In conventional identity politics subjective differences are
understood negatively, as gaps to be overcome, as lacks of
sameness, as evidence of failed or incomplete unity. In Alterity
Politics Jeffrey T. Nealon argues instead for a concrete and
ethical understanding of community, one that requires response,
action, and performance instead of passive resentment and
unproductive mourning for a whole that cannot be attained.While
discussing the work of others who have refused to thematize
difference in terms of the possibility or impossibility of
sameness-Levinas, Butler, Derrida, Foucault, Deleuze, Guattari,
Zizek, Jameson, Heidegger, Bakhtin-Nealon argues that ethics is
constituted as inexorable affirmative response to different
identities, not through an inability to understand or totalize the
other. Alterity Politics combines this theoretical itinerary with
crucial discussions of specific and diverse sites of literary and
cultural production-the work of William S. Burroughs, Amiri Baraka,
Andy Warhol, Ishmael Reed, Rush Limbaugh, and Vincent Van
Gogh-along with analyses of the social formation of subjects as
found in identity politics, and in multicultural and whiteness
studies.

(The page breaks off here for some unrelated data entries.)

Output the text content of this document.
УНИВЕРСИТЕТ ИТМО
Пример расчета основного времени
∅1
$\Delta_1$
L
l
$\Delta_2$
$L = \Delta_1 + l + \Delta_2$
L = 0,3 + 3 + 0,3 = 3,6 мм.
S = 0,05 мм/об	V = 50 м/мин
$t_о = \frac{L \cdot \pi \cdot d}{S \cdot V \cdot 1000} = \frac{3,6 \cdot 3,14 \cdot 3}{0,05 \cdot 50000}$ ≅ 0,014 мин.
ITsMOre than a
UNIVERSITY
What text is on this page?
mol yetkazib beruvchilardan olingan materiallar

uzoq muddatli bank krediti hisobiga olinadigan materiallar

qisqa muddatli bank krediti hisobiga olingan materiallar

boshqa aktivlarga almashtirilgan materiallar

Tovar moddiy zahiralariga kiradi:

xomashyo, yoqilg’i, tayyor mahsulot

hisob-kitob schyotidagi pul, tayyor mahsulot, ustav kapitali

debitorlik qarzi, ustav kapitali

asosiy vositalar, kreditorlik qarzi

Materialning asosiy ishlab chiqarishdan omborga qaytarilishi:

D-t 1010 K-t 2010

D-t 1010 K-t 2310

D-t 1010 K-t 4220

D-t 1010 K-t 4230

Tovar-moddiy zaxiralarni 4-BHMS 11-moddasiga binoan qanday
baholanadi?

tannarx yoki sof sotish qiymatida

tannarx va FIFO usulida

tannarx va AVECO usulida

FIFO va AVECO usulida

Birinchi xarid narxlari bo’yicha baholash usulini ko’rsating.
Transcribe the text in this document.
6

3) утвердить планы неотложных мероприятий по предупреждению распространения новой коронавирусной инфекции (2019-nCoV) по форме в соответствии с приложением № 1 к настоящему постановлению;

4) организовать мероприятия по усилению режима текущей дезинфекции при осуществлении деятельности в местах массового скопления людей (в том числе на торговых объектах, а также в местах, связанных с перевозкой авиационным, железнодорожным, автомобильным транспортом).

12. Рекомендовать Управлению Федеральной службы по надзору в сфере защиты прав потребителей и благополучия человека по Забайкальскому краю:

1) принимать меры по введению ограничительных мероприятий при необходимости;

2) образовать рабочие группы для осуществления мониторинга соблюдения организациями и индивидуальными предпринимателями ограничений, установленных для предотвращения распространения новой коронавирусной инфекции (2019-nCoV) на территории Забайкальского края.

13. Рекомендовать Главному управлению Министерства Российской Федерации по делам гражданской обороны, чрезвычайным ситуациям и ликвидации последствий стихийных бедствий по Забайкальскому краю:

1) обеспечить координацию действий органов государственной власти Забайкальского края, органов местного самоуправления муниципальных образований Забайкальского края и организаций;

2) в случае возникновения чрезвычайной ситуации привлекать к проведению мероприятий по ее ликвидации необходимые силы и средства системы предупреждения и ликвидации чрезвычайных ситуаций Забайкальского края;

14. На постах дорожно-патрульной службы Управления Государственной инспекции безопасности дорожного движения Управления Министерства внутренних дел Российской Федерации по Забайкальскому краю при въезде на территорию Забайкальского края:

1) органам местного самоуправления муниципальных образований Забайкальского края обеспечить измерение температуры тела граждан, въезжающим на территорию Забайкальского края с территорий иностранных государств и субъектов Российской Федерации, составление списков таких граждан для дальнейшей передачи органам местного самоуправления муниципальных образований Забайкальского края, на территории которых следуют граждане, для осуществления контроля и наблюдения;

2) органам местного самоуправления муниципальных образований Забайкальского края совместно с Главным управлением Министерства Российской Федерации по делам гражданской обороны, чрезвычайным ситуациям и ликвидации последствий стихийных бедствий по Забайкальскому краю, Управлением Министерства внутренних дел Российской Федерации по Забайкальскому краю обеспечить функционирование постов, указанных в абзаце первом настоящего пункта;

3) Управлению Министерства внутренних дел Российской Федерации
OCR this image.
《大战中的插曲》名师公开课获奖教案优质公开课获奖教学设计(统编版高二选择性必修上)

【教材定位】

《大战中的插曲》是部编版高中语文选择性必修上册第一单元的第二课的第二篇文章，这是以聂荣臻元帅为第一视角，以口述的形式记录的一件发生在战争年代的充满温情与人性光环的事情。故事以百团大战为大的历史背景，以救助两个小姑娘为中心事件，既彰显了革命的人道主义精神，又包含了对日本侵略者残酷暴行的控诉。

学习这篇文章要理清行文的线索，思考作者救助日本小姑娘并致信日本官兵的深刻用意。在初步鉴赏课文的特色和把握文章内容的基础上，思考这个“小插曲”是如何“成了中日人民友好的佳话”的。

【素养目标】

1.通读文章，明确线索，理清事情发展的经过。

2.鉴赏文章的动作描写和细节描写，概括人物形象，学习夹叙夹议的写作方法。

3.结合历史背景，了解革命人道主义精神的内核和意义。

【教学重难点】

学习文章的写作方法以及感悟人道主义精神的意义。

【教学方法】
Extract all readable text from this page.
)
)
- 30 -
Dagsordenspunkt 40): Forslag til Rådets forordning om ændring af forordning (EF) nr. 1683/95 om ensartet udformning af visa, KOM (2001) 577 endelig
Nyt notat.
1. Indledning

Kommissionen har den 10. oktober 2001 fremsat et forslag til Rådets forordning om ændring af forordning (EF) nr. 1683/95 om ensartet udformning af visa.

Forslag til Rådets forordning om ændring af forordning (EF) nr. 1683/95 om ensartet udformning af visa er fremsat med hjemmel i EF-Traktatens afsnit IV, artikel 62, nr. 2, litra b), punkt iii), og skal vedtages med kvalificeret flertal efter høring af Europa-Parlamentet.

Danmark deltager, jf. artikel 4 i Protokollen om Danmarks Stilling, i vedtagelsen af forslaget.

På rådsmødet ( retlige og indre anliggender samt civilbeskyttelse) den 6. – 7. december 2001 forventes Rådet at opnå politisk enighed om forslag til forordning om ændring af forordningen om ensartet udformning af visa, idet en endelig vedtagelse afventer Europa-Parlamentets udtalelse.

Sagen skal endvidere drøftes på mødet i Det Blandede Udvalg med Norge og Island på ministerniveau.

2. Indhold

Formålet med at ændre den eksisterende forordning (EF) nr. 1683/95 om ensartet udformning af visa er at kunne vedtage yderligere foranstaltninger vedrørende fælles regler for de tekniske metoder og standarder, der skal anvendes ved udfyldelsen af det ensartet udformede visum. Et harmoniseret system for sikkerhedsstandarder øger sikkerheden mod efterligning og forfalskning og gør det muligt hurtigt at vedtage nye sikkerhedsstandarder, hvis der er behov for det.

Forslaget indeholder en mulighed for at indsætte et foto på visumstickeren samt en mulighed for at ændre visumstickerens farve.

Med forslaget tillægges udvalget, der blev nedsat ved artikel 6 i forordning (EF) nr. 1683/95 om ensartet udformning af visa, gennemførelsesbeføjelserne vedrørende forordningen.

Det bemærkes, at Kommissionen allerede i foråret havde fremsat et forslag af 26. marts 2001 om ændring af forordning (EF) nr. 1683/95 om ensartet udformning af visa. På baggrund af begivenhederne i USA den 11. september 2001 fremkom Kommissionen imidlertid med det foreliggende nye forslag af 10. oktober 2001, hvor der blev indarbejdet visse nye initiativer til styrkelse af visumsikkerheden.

In the process, Nealon takes on a wide variety of issues
including white male anger, the ethical questions raised by drug
addiction, the nature of literary meaning, and the concept of
"becoming-black." In seeking to build an ethical structure around
poststructuralist discourse and to revitalize the applied use of
theoretical concepts to notions of performative identity, Alterity
Politics marks a decisive intervention in literary theory, cultural
studies, twentieth-century philosophy, and performance studies.